Bon nombre de personnes partagent mes doutes à l’égard de Tether… Mais cela n’a pas empêché Tether d’émettre plus de 2,5 milliards de dollars de cette cryptomonnaie. Est-ce que Tether dispose de 2,5 milliards de dollars de liquidités en réserve, en contrepartie ? Ou bien Tether émet-il sa propre monnaie à volonté ?

Personne ne le sait.

Un système sans tiers de confiance dit « trustless »

Le but de la révolution du « décentralisé » est de se débarrasser des tiers dits « de confiance ». Au bout du compte, les cryptomonnaies telles que Tether seront un échec si elles ne trouvent pas un moyen de devenir « trustless« .

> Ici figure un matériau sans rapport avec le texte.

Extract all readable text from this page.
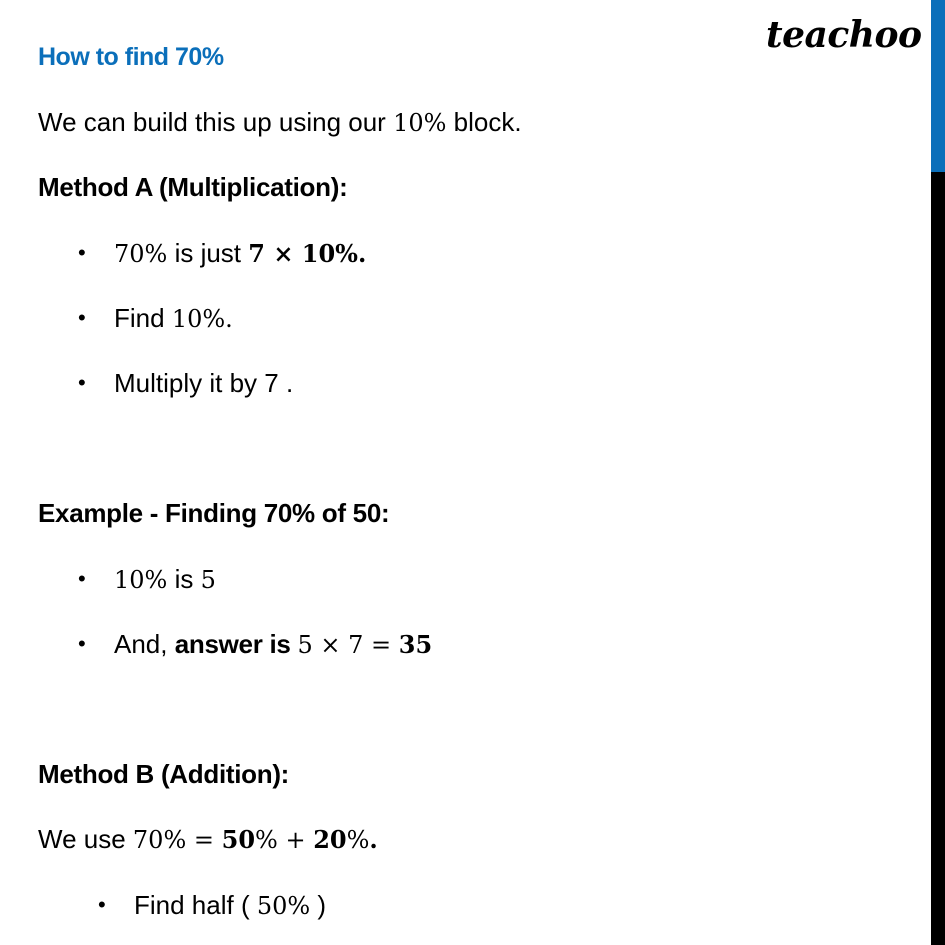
teachoo
How to find 70%
We can build this up using our 10% block.
Method A (Multiplication):
• 70% is just 7 × 10%.
• Find 10%.
• Multiply it by 7 .
Example - Finding 70% of 50:
• 10% is 5
• And, answer is 5 × 7 = 35
Method B (Addition):
We use 70% = 50% + 20%.
• Find half ( 50% )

Avec les technologies dites « trustless« , il n’est pas nécessaire de connaître la personne à qui vous avez affaire, ni de lui faire confiance. Les registres de la blockchain enregistrent et valident chaque transaction de façon transparente. Donc, le système crée cette confiance par défaut.

Revenons à l’étude de l’Université du Texas… Elle suggère que l’on aurait émis plus de tethers que l’équivalent en dollars auquel ils étaient adossés. Les tethers auraient ensuite été utilisés pour soutenir – et au bout du compte, manipuler à la hausse – le cours du bitcoin.

L’article de Kessler tente d’utiliser l’étude du Texas pour appuyer ce qu’il argumente, à savoir que le bitcoin ne serait qu’une bulle de plus, comparable à toutes les autres, depuis la Bulle des Mers du Sud en 1720.

En transférant temporairement des actifs d’un bilan à un autre par un jeu d’écriture comptable, on « gonfle » une bulle. Lorsque l’on arrive à court d’argent, la bulle éclate.

C’est le type d’argument qui se lit bien, au départ… Mais il ne résiste pas l’examen.

Par exemple, Kessler tente d’imputer le krach des dot.com à la politique menée par American Online, à l’époque des dot.com, concernant les annonces publicitaires. J’ai lu son explication à trois reprises, et je ne comprends toujours pas comment la politique publicitaire d’AOL aurait pu provoquer ce krach.

Il n’y a pas une cause unique expliquant toutes les bulles

Le boom des dot.com a représenté une bulle de 5 000 milliards de dollars. C’est un peu exagéré d’imputer la destruction de 5 000 milliards de dollars à la politique publicitaire d’une seule entreprise.

Kessler impute également la fameuse Bulle des tulipes (ou Tulipomanie) de 1636-1637 à une manipulation de bilan. Mais cela ne marche pas non plus. S’il avait vraiment fait ses recherches, il aurait découvert que la Bulle des tulipes n’est qu’un mythe exagéré. Cela n’avait rien à voir avec de la manipulation comptable.

Le magazine Smithsonian a rédigé un excellent rapport sur la Tulipomanie, qu’il décrit plus comme une fiction fantaisiste qu’une grave crise financière (1).

Si nous creusons un peu plus, nous pouvons trouver d’autres failles dans la théorie de la bulle de Kessler.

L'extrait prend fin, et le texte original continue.